On paper, bullet-pointed out, I feel like this movie could kind of be a hard sell. “It’s about time travel and death and the love story’s pretty uncomplicated, there’s not a huge conflict there…”
Yeah, I think the delivery of it is kind of delightful, you know? And Richard is delightful as a human being, and I think it comes across that way. The fact that it’s funny, I think, really helps, it’s a nice way to spend time. And laughing, you know.

What’s this movie about?
Let me tell you, this movie’s about love, actually.

I see what you did there.
[laughing] No, boom, I did it. F**k it, yeah. Why not? You only live once. Try the joke, if it doesn’t work, it doesn’t work.

Have you gotten to watch it with an audience and witness yourself ruining lives and making women cry?
Making men cry, too, it’s very interesting. Yeah, I’ve sat in on a couple of screenings, you know. There’s two reasons you do it: You do it to see how it plays with an audience, and you do it to learn from your mistakes. And I’ve done both those things, I think, with this movie. It’s been, you never look at yourself and think, “Right, I nailed it” in a movie, it’s never happened to anyone, I don’t think. Except for people who are really terrible, probably. But we worked on this movie for a very long time, you know, a very long time, and I felt like I was going to be proud of it. And then we played it with an audience and people laughed all the way through, and cried in all the places you hoped that they would be touched in some way, and that makes me proud, you know.

Have you seen “The Notebook”?

Did you cry?
Look, I don’t want to say for definitely if I cried or if I didn’t cry.

Come on.
Has anybody seen “The Notebook” and not cried? I don’t know, I don’t know if that’s the case. It sort of hangs around for a while. But yeah, no, isn’t [McAdams] just gorgeous in that film? Just so good. She’s the real deal, she really is.

Are you a big movie cryer?
Yeah, it depends. I go through, I think a couple years where I won’t cry at anything, and then I’ll go through a couple months where all of a sudden, you know, it depends where you are in your life, I guess. But yeah, when I was a kid, “E.T.” used to make me cry. I used to hate that. “Bambi” and stuff. I remember the ones that kind of, you know, you remember them hitting you in the heart and, so, there’s still films like that. The good ones.

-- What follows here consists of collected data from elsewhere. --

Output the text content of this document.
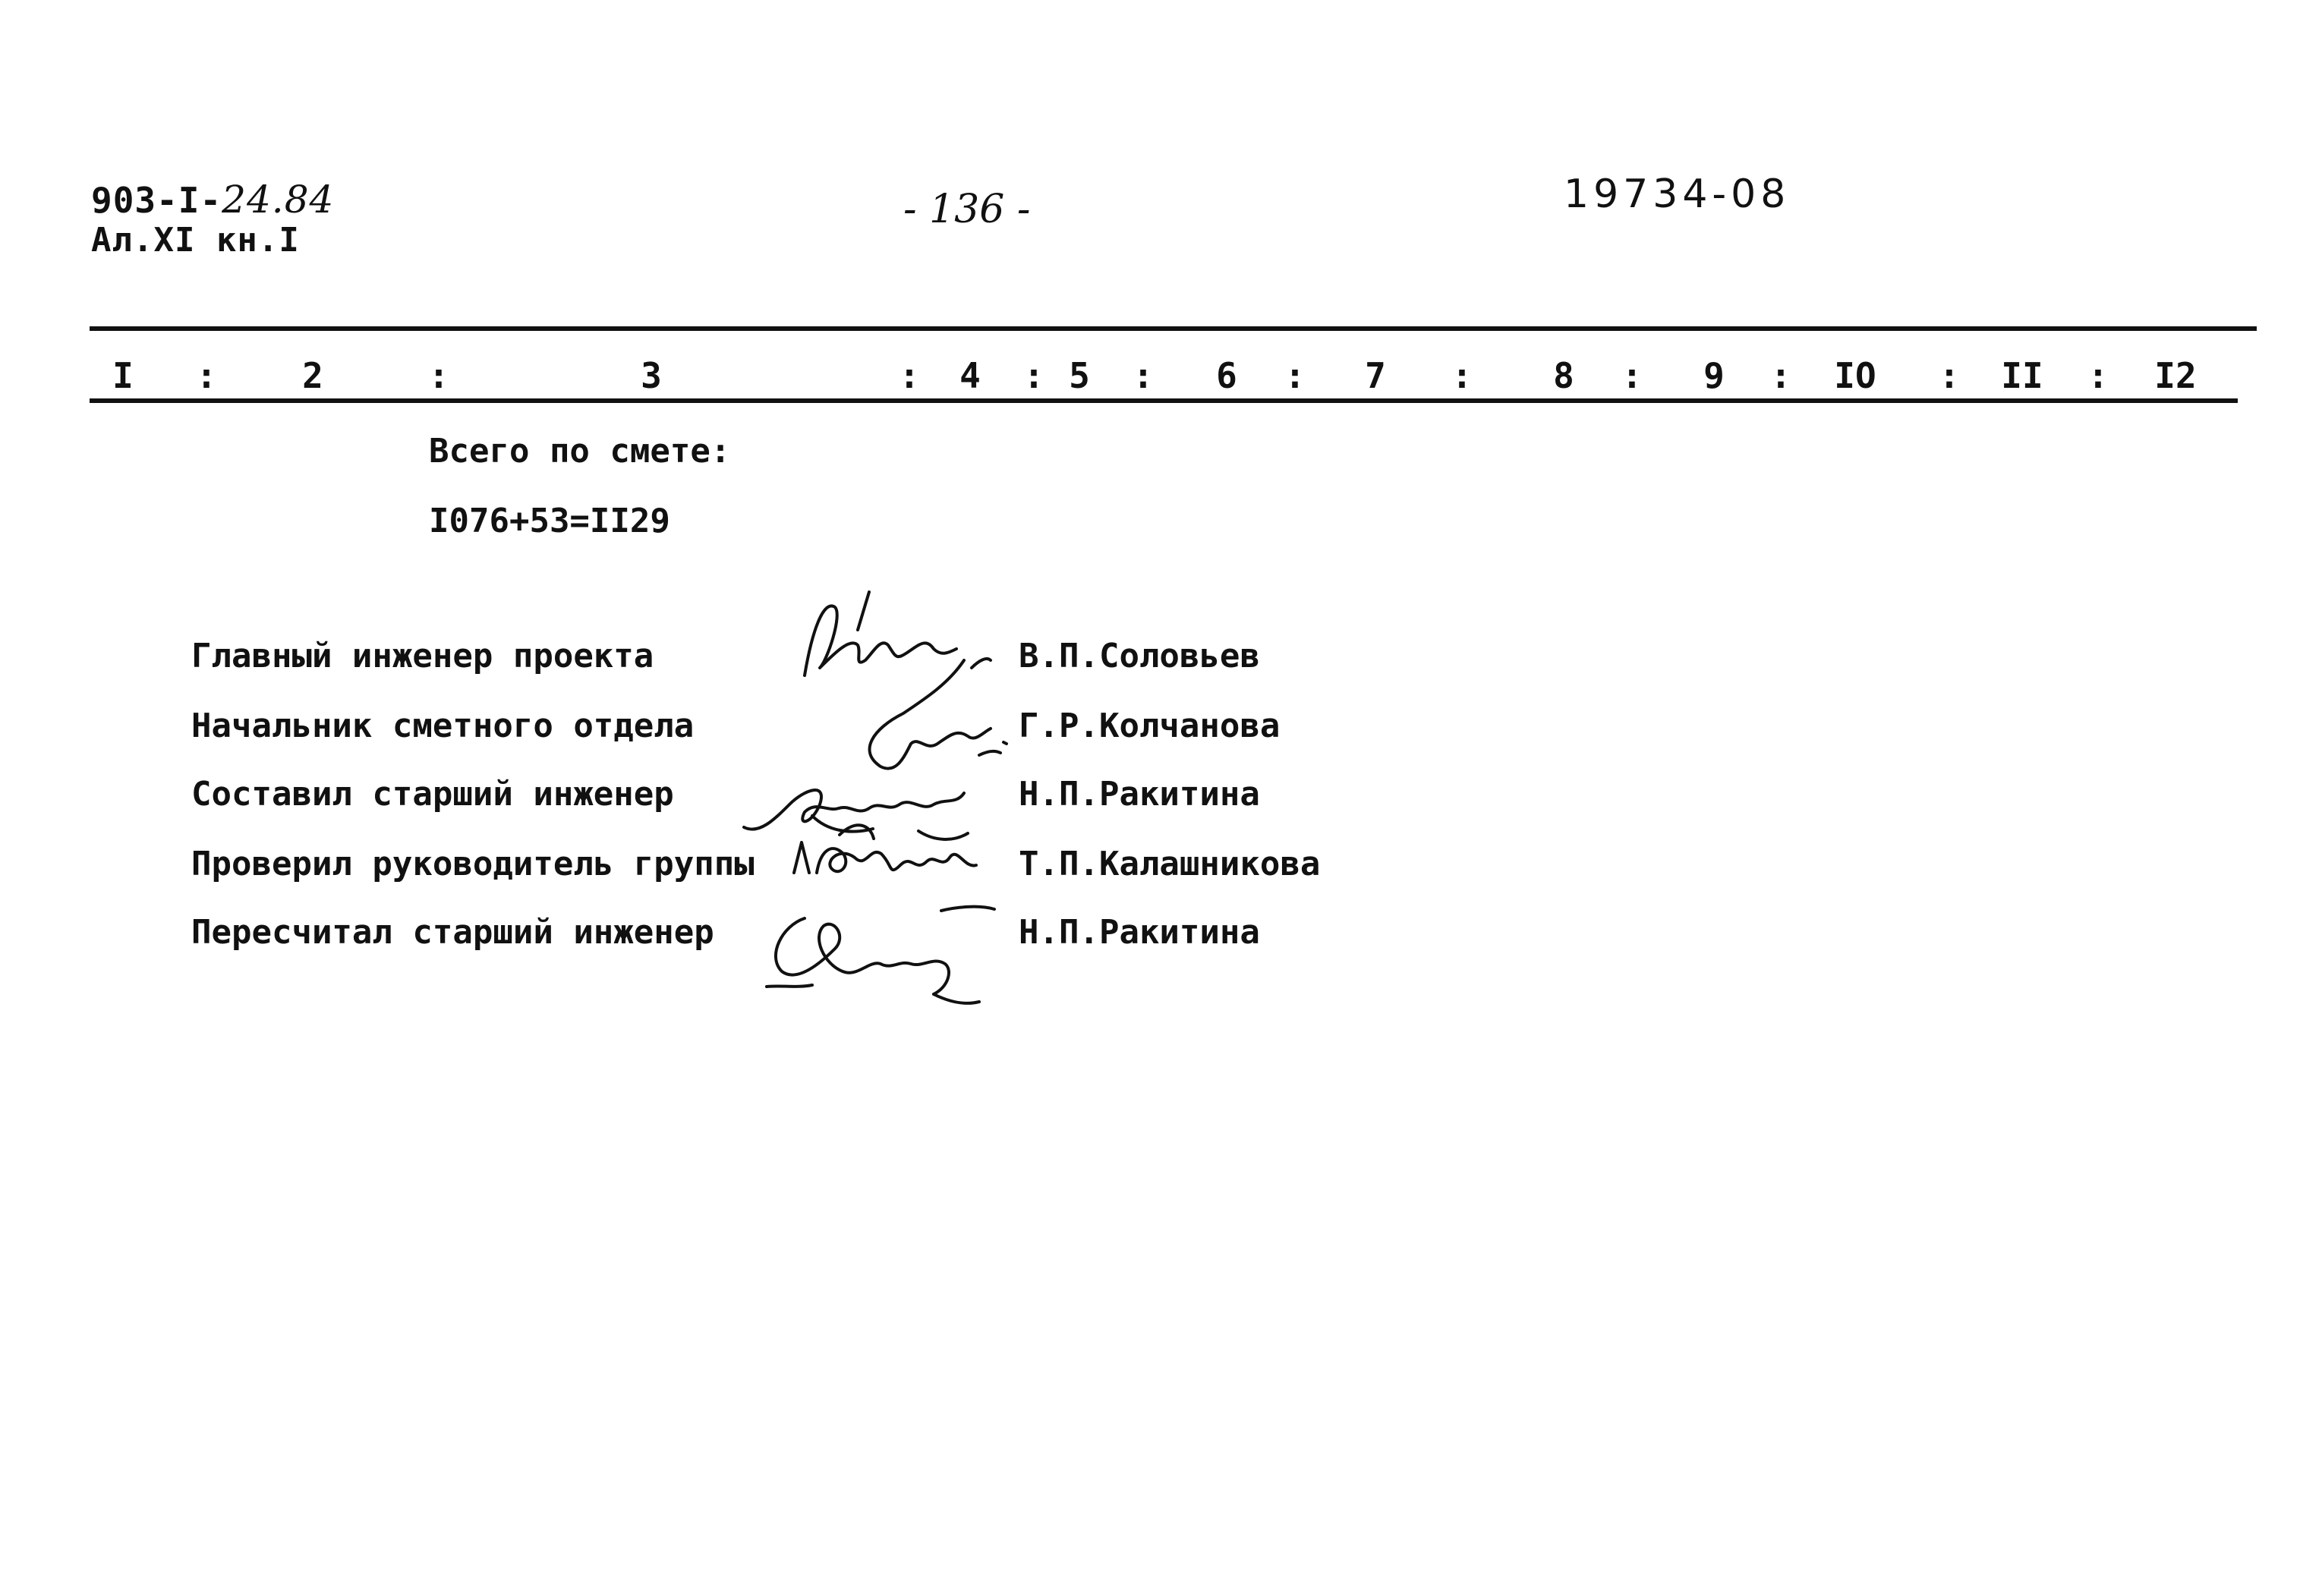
903-I-24.84
Ал.XI кн.I
- 136 -	19734-08
I : 2	:	3	: 4 : 5 : 6 : 7 : 8 : 9 : IO : II : I2
Всего по смете:
I076+53=II29
Главный инженер проекта	В.П.Соловьев
Начальник сметного отдела	Г.Р.Колчанова
Составил старший инженер	Н.П.Ракитина
Проверил руководитель группы	Т.П.Калашникова
Пересчитал старший инженер	Н.П.Ракитина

We’re here to talk about feelings.
Yeah, that’s mostly what we do.

I also like that this was like a mini “Harry Potter” reunion.
What, me and Bill? Oh, and Richard Griffiths is in it. Yeah, but I didn’t actually have scenes with any of those guys in “Harry Potter.” It was really good to get to see [Griffiths] do his thing, because that’s his last role, I think. I’ve been lucky enough to hang out with a couple of the “Harry Potter” guys since, so yeah, we’ve had our own little reunion since. It’s a nice thing to have been a part of.

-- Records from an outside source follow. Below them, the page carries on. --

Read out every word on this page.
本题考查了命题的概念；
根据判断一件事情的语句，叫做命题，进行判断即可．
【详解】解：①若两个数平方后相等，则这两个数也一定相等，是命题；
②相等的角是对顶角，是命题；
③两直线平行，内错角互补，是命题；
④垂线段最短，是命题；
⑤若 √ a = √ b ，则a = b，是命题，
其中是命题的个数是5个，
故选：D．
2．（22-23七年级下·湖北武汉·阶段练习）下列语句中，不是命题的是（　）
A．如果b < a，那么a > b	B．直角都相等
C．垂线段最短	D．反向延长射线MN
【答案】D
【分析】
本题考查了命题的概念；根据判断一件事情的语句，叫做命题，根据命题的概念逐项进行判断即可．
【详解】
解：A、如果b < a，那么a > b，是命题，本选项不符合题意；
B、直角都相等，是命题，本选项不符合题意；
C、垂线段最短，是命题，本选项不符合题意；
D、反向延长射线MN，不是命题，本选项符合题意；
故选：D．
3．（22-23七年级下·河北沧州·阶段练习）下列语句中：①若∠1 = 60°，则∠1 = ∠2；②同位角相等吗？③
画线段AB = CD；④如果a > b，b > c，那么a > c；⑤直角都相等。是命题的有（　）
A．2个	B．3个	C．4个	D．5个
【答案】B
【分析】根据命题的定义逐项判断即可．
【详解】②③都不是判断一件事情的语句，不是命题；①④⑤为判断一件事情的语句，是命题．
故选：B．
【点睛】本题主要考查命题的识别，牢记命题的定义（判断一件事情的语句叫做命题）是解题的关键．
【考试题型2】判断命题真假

Does it ever come up? You’re like, “Hey, we’re all wizards. We’re all wizards here, it’s fine.”
We all, yeah, exactly. You get the wand and, uh, yeah.

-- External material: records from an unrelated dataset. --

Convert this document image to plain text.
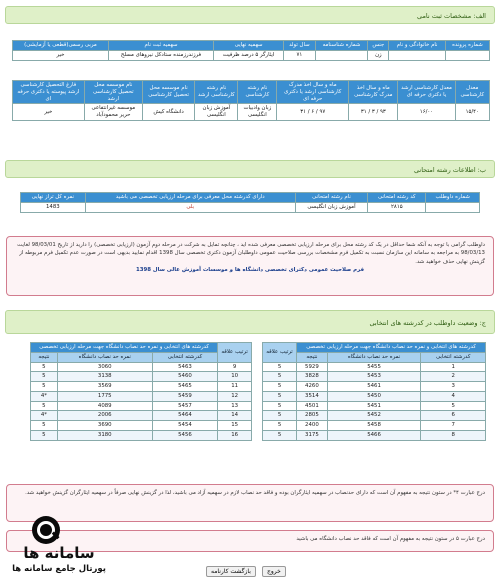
الف: مشخصات ثبت نامی
شماره پرونده	نام خانوادگی و نام	جنس	شماره شناسنامه	سال تولد	سهمیه نهایی	سهمیه ثبت نام	مربی رسمی(قطعی یا آزمایشی)
		زن		۷۱	ایثارگر ۵ درصد ظرفیت	فرزندرزمنده ستادکل نیروهای مسلح	خیر
معدل کارشناسی	معدل کارشناسی ارشد یا دکتری حرفه ای	ماه و سال اخذ مدرک کارشناسی	ماه و سال اخذ مدرک کارشناسی ارشد یا دکتری حرفه ای	نام رشته کارشناسی	نام رشته کارشناسی ارشد	نام موسسه محل تحصیل کارشناسی	نام موسسه محل تحصیل کارشناسی ارشد	فارغ التحصیل کارشناسی ارشد پیوسته یا دکتری حرفه ای
۱۵/۴۰	۱۶/۰۰	۹۳ / ۳ / ۳۱	۹۷ / ۶ / ۳۱	زبان وادبیات انگلیسی	آموزش زبان انگلیسی	دانشگاه کیش	موسسه غیرانتفاعی حریر محمودآباد	خیر
ب: اطلاعات رشته امتحانی
شماره داوطلب	کد رشته امتحانی	نام رشته امتحانی	دارای کدرشته محل معرفی برای مرحله ارزیابی تخصصی می باشید	نمره کل تراز نهایی
	۲۸۱۵	آموزش زبان انگلیسی	بلی	1483
داوطلب گرامی با توجه به آنکه شما حداقل در یک کد رشته محل برای مرحله ارزیابی تخصصی معرفی شده اید ، چنانچه تمایل به شرکت در مرحله دوم آزمون (ارزیابی تخصصی) را دارید از تاریخ 98/03/01 لغایت 98/03/13 به مراجعه به سامانه این سازمان نسبت به تکمیل فرم مشخصات بررسی صلاحیت عمومی داوطلبان آزمون دکتری تخصصی سال 1398 اقدام نمایید بدیهی است در صورت عدم تکمیل فرم مربوطه از گزینش نهایی حذف خواهید شد.
فرم صلاحیت عمومی دکترای تخصصی دانشگاه ها و موسسات آموزش عالی سال 1398
ج: وضعیت داوطلب در کدرشته های انتخابی
کدرشته های انتخابی و نمره حد نصاب دانشگاه جهت مرحله ارزیابی تخصصی			ترتیب علاقه
کدرشته انتخابی	نمره حد نصاب دانشگاه	نتیجه	
1	5455	5929	5
2	5453	3828	5
3	5461	4260	5
4	5450	3514	5
5	5451	4501	5
6	5452	2805	5
7	5458	2400	5
8	5466	3175	5
ترتیب علاقه	کدرشته های انتخابی و نمره حد نصاب دانشگاه جهت مرحله ارزیابی تخصصی		
	کدرشته انتخابی	نمره حد نصاب دانشگاه	نتیجه
9	5463	3060	5
10	5460	3138	5
11	5465	3569	5
12	5459	1775	*4
13	5457	4089	5
14	5464	2006	*4
15	5454	3690	5
16	5456	3180	5
درج عبارت ۴* در ستون نتیجه به مفهوم آن است که دارای حدنصاب در سهمیه ایثارگران بوده و فاقد حد نصاب لازم در سهمیه آزاد می باشید، لذا در گزینش نهایی صرفاً در سهمیه ایثارگران گزینش خواهید شد.
درج عبارت ۵ در ستون نتیجه به مفهوم آن است که فاقد حد نصاب دانشگاه می باشید
بازگشت کارنامه	خروج
سامانه ها
پورتال جامع سامانه ها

It’s like a secret society.
It is, yeah, yeah, yeah, yeah. [to publicist] What are you laughing at? Yes, it’s really nerdy. It’s a real deal, I’ve got my wand, yeah, yeah.

Using the formula of your first pet and the street you grew up on, what would your porn name be?
My porn name would be Zig Forest. That’s pretty good.

That sounds very woodsy. Like long hair, loincloth, maybe.
That sounds like long hair and like, really, really butch worked out, but gone to sea a little bit, like fat covering, like, quite a lot of muscle, but quite a lot of fat over it. That’s what Zig Forest looks like.

Someone who can mess you up.
Yeah, exactly, don’t mess with Zig Forest.